Entity recognition
Entity recognition
Posted on: Thu, 07/01/2010 - 11:24
Hey,
after some more testing, I've noticed your entity recognition system falls back on text uppercase use. For example "Lady Gaga Bikes on the Street"* the entity "Lady Bikes"(Person) is extracted. When I lowercase that sentence, no entity is extracted.
Could you confirm this? Does the system take into account "alternative" names of entities (available via dbpedia)? What is the source for entities (wikipedia?)? How often is this reference set updated?
Thanks,
Yvo
* = I understand this example also introduces the issue with alternative names of entities, but I also find it everytime entities have persontype = unknown.
Trackback URL for this post:
http://www.opencalais.com/trackback/76337

Hi yvoschapp,
Calais uses natural language processing to parse entities from text.
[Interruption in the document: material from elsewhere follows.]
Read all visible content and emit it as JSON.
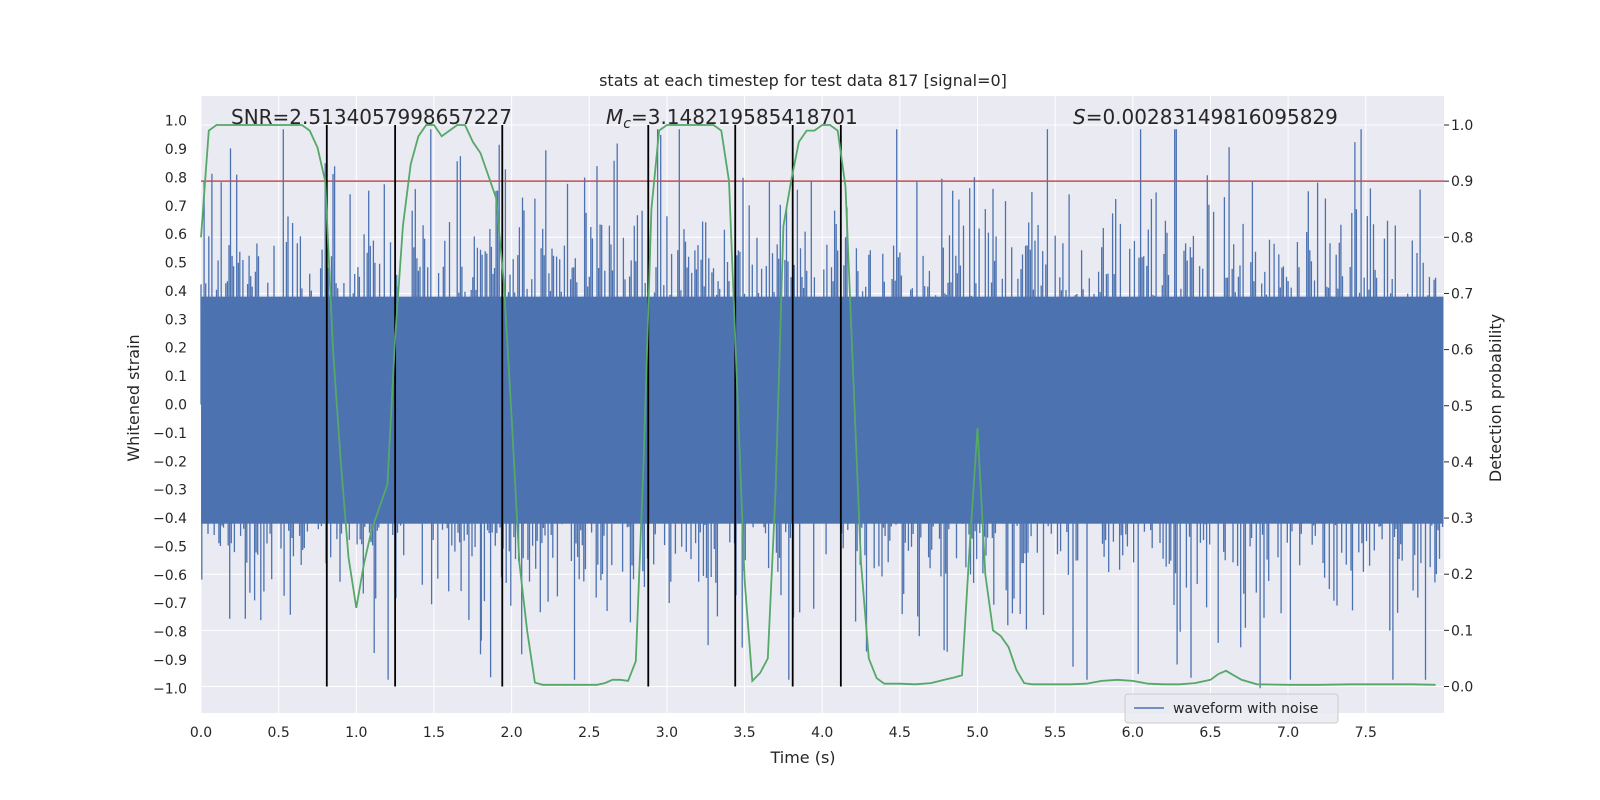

In other words given a piece of text, it parses the sentences, figures out the part of speech for words and then applies linguistic rules to determine if something is a person, company, etc. Sometimes it uses lexicons along with the rules to help determine the entity.
When you submit lower case text, the part of speech recognition breaks, for example, it cannot say if a given word/phrase is proper noun and hence cannot tell whether the phrase is person (as in your case) or company. Text submitted with all words upper case will have similar problem. Regular/sentence case is ideal.
Regarding your question about updating reference sets - as mentioned above Calais doesn't completely rely on lexicons/lists from wikipedia or other sources, it sometimes uses them in combination with rules to enhance extraction. The lexicon files that we have are updated in every release.
sumit